To me, Wang seemed (and to a certain extent, still seems) like an inappropriate choice to fill Ghesquiere’s shoes; the two men are completely different brand leaders in both aesthetic and approach. It seems like giving Wang the nod indicates that PPR wishes to take the French house in a more consumer-friendly direction; after all, Wang has proved himself an expert at figuring out exactly what luxury customers want to buy, which can be a weakness of designers who are more focused on abstract ideas and exacting execution. Finding both those qualities in one designer is rare, to say the least.
The more I’ve thought about it, though, the more the two designers’ aesthetics seem to converge in an area that’s not only very important to those of us at this site, but to the overall financial health of almost any fashion brand: handbags. I’ve bought and carried multiple bags from both brands, and although I hadn’t really thought about it before this news emerged, the two are not all that different.

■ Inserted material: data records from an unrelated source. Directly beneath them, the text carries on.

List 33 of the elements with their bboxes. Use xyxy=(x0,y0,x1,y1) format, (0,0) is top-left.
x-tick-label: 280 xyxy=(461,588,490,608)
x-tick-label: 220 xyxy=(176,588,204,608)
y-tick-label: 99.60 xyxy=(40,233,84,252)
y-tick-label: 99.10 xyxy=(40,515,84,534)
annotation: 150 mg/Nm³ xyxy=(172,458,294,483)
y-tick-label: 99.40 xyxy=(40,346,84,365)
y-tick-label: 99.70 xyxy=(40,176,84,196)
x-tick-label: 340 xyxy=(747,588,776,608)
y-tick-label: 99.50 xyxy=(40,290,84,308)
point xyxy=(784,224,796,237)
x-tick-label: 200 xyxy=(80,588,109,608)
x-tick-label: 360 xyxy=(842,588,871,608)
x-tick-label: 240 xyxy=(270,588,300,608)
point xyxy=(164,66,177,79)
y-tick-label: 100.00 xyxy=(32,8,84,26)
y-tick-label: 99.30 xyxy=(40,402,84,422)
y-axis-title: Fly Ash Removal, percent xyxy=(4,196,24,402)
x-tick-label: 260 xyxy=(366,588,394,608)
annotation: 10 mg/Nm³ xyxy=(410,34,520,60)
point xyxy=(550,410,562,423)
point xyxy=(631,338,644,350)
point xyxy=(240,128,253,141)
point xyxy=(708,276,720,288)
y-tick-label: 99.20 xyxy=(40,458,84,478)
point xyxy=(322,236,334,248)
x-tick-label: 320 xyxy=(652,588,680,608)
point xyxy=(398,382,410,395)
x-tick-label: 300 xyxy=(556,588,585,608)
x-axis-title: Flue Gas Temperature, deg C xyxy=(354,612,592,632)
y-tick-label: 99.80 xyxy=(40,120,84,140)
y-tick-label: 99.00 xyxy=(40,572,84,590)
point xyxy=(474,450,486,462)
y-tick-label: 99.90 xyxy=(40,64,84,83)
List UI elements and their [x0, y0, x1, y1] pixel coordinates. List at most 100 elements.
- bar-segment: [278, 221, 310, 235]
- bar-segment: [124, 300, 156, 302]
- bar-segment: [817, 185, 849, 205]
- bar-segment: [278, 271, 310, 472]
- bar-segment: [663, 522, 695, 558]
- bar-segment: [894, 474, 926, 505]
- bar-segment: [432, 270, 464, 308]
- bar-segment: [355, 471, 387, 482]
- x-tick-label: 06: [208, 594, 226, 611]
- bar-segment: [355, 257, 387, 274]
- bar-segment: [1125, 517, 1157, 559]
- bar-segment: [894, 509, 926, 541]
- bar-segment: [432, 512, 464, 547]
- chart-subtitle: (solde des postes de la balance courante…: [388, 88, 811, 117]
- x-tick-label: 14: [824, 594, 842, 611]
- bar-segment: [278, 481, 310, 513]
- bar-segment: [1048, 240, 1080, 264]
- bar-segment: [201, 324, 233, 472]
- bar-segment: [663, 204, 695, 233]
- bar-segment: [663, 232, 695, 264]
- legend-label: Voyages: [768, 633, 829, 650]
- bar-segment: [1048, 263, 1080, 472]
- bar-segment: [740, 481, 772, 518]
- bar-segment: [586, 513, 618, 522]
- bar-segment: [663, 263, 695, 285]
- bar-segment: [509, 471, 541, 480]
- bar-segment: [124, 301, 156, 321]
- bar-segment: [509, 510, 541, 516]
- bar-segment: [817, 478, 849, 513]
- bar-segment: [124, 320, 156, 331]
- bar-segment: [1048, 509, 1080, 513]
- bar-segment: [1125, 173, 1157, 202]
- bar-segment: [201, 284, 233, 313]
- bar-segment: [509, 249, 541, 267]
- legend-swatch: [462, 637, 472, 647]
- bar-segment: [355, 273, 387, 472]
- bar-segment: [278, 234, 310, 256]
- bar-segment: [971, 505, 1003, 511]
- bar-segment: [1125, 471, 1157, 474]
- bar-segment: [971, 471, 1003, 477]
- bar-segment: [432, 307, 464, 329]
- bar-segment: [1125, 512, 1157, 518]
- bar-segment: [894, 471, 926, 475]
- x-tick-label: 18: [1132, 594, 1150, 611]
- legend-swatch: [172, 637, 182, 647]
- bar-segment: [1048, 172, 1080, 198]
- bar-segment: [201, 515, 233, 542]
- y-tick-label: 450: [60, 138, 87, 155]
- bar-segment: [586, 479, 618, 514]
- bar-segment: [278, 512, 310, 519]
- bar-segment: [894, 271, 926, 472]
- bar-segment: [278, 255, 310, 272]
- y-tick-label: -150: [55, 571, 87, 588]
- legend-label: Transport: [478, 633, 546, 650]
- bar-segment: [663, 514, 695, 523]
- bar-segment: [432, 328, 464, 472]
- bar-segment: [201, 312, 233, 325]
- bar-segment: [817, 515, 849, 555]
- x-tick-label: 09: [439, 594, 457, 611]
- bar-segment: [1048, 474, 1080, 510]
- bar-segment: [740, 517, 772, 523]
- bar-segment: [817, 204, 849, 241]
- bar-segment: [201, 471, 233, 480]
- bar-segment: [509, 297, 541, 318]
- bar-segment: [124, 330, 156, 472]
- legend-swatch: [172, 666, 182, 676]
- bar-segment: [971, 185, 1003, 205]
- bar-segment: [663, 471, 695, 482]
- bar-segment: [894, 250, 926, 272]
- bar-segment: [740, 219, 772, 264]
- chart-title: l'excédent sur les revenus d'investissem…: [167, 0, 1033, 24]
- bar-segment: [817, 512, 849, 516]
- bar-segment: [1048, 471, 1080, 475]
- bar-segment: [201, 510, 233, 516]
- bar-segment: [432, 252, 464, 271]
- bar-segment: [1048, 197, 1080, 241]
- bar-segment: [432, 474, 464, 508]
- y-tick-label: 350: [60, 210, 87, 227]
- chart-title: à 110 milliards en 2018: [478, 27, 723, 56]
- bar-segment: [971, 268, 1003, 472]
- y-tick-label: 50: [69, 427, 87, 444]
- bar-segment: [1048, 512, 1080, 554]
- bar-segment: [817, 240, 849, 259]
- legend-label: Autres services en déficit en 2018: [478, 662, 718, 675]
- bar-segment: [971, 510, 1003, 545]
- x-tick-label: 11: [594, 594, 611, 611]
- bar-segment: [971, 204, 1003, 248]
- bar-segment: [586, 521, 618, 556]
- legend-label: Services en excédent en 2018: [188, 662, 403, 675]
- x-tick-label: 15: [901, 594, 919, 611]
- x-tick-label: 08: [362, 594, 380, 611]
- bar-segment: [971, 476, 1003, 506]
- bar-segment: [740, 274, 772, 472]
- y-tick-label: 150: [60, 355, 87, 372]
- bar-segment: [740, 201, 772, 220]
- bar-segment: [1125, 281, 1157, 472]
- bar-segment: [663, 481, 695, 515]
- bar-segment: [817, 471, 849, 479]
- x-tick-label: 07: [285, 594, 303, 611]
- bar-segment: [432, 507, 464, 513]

Both Wang and Balenciaga do most of their accessories business by selling slouchy leather bags with tough, industrial-inspired hardware. The bags from both lines are then reissued in new colors and hardwares every season; the most successful designs have their shapes tweaked a bit in later seasons to provide consumers multiple options. Most brands incorporate a few of those techniques into their accessories strategies, but the similarities are more numerous than you’d expect when you look at the bag lines side-by-side, particularly considering how divergent the rest of the two brands are.

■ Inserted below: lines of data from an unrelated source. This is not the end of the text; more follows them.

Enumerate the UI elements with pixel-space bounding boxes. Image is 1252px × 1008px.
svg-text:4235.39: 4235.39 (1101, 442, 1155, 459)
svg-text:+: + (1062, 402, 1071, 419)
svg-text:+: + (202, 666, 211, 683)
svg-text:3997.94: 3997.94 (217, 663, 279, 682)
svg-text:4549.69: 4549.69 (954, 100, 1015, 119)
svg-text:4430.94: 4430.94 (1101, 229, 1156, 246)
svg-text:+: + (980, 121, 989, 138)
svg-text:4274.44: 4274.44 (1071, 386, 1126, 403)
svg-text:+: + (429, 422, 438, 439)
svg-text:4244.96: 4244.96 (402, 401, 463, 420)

On top of that, Balenciaga and Wang’s seasonal bags have begun to share aesthetic similarities in recent seasons. Wang’s Pelican line from Fall 2012, for example, has the taut leather and clean edges that characterize many of Balenciaga’s recent non-Motorcyle bags. Both of those moves may be attributable to larger accessories trends, but they’re notable because, improbably, both brands now have their accessories collections structured the same way – a foundation of casual, easy shoulder bags and satchels with edgy hardware, combined with seasonal lines of tight, modern totes and satchels.
Ultimately, that should help Balenciaga bag lovers breathe a small sigh of relief. The Motorcycle bags, with their seemingly endless popularity, are likely going nowhere, at least in the immediate future. Not only would it be a bad business move to end the line right now, but it the bags likely won’t be contrary to Wang’s aesthetic vision at Balenciaga; after all, they’re pretty much in sync with it already.
What are your feelings on Alexander Wang’s move to Balenciaga? What do you think the link will be like?